The defendant filed in this Court for the first time a plea in bar. It set up that the declaration alleged identical facts upon which liability under the three counts was claimed; that the testimony was identical as to all three counts; that the plaintiff failed to appeal from the judgment rendered in its favor for $15,000.00 and has therefore made an election of remedies and is bound by such judgment from pursuing its appeal from that part of the judgment denying recovery under the usury counts of the declaration; that if the judgment against the defendant for $15,000.00 is affirmed, such affirmance will be res adjudicata as to any further claim by the plaintiff under the usury counts. The trial court denied this plea, and we think rightly so. We need not pass upon the question whether the plea may be entertained though filed in this Court for the first time. This is not a case involving the prosecution in one suit of inconsistent causes of action or the prosecution of in*346consistent remedies. If it were, the doctrine of election of remedies would apply and this Court wonld not consider the plea since it was not filed in the trial court. “The general rale that an appellate court will not consider grounds of defense not asserted in the trial court is applicable to the defense of election of remedies.” 3 Am. Jur., Appeal and Error, Sec. 299, page 66.
This suit however involves the prosecution in one suit of distinct and independent grounds of action. The doctrine of election of remedies does not apply. In 18 Am. Jur., Election of Remedies, Sec. 14, page 138, is found the following’: “A class of cases is herein to be distinguished from those which are subject to the doctrine of election of remedies. It may be that the same transaction will give rise to distinct and independent grounds of action which may be concurrently or consecutively pursued to satisfaction.” Such is the case here. One cause of action is based upon the statutes against trusts and combines and one is based upon the statutes against usury. Without regard to the propriety of considering the plea in bar filed in this Court for the first time, we are of the opinion that the trial court was correct in denying the plea.
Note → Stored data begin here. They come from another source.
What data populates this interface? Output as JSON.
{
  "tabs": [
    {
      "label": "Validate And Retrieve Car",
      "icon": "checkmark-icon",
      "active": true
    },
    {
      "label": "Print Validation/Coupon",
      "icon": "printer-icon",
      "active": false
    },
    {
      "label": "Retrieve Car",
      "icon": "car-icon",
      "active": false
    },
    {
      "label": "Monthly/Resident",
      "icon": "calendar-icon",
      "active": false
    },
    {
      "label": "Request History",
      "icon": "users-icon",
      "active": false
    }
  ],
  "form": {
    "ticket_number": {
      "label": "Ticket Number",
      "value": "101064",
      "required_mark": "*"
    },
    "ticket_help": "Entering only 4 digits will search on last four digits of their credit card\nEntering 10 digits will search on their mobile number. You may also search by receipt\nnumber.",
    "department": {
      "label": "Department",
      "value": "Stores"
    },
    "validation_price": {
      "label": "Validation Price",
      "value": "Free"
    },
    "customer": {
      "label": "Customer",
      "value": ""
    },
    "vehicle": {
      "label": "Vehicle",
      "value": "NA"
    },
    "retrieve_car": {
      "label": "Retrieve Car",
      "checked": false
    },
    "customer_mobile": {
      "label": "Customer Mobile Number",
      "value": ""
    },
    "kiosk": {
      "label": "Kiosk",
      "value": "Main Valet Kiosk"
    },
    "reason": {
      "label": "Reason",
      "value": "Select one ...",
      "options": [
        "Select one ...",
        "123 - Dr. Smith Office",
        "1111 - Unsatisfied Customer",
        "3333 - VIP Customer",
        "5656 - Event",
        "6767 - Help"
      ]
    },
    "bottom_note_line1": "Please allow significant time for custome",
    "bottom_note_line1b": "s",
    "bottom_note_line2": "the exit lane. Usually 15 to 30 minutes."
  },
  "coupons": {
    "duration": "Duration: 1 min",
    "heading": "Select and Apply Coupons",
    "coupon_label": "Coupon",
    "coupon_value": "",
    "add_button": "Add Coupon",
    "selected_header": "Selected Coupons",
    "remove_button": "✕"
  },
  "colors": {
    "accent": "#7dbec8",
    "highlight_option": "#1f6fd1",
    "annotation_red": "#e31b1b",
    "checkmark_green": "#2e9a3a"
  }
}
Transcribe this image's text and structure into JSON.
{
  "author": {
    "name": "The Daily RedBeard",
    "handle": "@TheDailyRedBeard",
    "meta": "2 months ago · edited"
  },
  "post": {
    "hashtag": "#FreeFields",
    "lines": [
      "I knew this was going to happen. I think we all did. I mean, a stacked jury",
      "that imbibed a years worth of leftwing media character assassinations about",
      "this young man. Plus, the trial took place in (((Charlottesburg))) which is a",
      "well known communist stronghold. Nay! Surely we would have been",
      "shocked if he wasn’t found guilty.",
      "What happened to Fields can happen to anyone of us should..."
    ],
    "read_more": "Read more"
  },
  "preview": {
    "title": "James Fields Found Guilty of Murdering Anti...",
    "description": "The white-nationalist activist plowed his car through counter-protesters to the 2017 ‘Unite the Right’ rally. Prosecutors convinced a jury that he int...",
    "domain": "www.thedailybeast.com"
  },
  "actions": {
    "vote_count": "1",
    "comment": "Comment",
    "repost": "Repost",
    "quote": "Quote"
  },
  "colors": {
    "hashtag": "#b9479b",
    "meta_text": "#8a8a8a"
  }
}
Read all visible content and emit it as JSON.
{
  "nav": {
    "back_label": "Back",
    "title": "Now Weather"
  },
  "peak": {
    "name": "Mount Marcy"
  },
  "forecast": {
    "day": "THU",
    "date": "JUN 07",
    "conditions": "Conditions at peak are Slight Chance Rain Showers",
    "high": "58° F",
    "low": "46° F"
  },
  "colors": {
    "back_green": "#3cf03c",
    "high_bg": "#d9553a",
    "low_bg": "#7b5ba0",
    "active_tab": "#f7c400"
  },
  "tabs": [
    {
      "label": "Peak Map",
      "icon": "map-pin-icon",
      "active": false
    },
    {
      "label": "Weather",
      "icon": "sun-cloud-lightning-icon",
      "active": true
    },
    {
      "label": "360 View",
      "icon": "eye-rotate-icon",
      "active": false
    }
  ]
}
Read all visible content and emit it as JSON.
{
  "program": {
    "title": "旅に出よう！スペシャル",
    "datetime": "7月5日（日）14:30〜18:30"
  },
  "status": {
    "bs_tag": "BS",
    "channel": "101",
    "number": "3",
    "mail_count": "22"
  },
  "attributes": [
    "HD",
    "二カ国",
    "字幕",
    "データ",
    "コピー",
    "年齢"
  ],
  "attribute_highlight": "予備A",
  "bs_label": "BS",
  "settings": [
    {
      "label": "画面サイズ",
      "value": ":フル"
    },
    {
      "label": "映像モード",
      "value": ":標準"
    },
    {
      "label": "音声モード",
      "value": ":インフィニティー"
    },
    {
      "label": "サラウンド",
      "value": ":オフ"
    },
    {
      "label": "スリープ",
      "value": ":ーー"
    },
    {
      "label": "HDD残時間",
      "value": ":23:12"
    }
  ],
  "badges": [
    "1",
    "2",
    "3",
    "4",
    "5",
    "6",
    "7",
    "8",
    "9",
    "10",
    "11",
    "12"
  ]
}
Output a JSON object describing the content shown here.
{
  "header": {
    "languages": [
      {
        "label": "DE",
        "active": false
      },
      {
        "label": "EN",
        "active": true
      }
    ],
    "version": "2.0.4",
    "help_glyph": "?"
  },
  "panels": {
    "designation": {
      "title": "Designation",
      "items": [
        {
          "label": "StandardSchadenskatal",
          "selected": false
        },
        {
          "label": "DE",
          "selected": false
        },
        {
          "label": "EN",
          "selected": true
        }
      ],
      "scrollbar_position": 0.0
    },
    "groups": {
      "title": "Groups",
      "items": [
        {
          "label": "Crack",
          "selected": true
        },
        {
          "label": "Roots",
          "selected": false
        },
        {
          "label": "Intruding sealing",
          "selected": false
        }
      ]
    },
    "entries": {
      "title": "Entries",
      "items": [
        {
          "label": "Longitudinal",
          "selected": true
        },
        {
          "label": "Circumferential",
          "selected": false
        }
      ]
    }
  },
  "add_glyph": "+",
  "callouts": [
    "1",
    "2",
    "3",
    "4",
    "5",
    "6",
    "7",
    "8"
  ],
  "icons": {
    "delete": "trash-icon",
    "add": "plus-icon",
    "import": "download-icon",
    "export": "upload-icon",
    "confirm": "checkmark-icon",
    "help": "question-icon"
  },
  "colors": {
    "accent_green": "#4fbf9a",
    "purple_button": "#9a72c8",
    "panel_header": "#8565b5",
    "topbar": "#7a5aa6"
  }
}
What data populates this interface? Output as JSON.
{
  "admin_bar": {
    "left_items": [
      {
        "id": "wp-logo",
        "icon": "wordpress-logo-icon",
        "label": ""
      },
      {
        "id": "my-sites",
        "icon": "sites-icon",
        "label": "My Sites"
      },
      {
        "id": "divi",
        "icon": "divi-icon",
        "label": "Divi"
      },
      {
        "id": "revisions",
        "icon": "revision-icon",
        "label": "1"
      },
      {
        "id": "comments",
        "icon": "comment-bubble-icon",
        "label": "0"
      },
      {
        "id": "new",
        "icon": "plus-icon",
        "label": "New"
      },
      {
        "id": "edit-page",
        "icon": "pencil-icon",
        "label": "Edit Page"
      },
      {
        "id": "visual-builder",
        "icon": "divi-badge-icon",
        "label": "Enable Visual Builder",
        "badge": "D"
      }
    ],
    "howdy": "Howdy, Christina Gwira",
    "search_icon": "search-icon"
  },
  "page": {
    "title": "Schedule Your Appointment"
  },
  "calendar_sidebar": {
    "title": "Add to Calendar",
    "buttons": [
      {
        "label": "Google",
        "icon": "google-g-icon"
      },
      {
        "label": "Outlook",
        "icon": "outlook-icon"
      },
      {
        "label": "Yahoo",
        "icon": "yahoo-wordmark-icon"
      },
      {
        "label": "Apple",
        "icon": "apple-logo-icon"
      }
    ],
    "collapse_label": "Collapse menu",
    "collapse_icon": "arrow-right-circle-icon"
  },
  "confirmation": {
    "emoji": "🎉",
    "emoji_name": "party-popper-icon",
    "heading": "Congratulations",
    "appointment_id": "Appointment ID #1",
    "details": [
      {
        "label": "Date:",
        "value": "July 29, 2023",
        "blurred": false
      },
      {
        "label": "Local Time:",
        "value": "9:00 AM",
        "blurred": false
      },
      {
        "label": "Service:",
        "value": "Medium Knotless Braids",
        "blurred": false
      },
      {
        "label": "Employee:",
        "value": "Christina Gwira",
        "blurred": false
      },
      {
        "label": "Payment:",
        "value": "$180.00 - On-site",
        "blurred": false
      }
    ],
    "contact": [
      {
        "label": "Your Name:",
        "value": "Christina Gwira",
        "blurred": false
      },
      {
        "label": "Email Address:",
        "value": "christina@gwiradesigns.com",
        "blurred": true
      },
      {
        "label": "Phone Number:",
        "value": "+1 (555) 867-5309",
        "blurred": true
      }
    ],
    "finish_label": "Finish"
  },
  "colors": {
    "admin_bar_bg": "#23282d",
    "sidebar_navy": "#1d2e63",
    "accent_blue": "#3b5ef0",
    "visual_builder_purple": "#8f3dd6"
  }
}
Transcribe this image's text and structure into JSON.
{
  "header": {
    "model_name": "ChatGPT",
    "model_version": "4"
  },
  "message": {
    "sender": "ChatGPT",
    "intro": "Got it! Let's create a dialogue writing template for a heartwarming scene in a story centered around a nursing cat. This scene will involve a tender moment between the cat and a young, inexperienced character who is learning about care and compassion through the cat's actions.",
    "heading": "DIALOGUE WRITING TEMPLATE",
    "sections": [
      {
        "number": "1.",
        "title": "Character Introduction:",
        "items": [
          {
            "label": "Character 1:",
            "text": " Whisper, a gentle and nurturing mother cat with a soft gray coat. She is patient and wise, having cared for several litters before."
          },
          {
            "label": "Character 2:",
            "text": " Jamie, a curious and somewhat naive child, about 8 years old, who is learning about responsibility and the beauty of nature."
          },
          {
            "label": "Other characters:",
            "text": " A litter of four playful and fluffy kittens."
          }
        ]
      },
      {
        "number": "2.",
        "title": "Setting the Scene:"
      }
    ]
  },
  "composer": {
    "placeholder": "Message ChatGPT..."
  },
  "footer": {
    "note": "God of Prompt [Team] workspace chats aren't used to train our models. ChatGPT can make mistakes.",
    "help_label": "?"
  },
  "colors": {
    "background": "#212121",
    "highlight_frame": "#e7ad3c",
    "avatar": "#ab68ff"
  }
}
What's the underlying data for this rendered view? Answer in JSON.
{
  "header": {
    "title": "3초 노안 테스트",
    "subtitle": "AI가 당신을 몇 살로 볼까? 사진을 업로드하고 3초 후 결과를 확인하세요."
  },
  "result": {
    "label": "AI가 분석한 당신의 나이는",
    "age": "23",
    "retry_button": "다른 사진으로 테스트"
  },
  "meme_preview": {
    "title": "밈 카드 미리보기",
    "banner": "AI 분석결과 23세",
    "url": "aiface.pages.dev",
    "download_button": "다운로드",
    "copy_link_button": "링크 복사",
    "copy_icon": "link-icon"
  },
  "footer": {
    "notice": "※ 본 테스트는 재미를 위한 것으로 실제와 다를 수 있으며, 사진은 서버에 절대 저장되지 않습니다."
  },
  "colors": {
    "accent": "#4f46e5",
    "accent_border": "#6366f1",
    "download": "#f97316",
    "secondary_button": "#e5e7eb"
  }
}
We find no merit in the defendant’s contention that the court erred in overruling the defendant’s motion to transfer the case to the chancery court. A sufficient answer to this contention is Section 147 of the Constitution of Mississippi providing that “no judgment or decree in any chancery or circuit court rendered in a civil cause shall be reversed or annulled on the ground of want of jurisdiction to render said judgment or decree, from any error or mistake as to whether the cause in which it was rendered was of equity or common-law jurisdiction; ...”
After a careful examination of the instructions, we are of the opinion that they disclose no reversible error.
*347In the light of the views hereinbefore expressed we have reached the carefully considered conclusion that the judgment of the court below should he affirmed both on the appeal of the plaintiff and the appeal of the defendant.
Affirmed.
McGehee, G. J., and Hall, Lee and Ethridge, JJ., concur.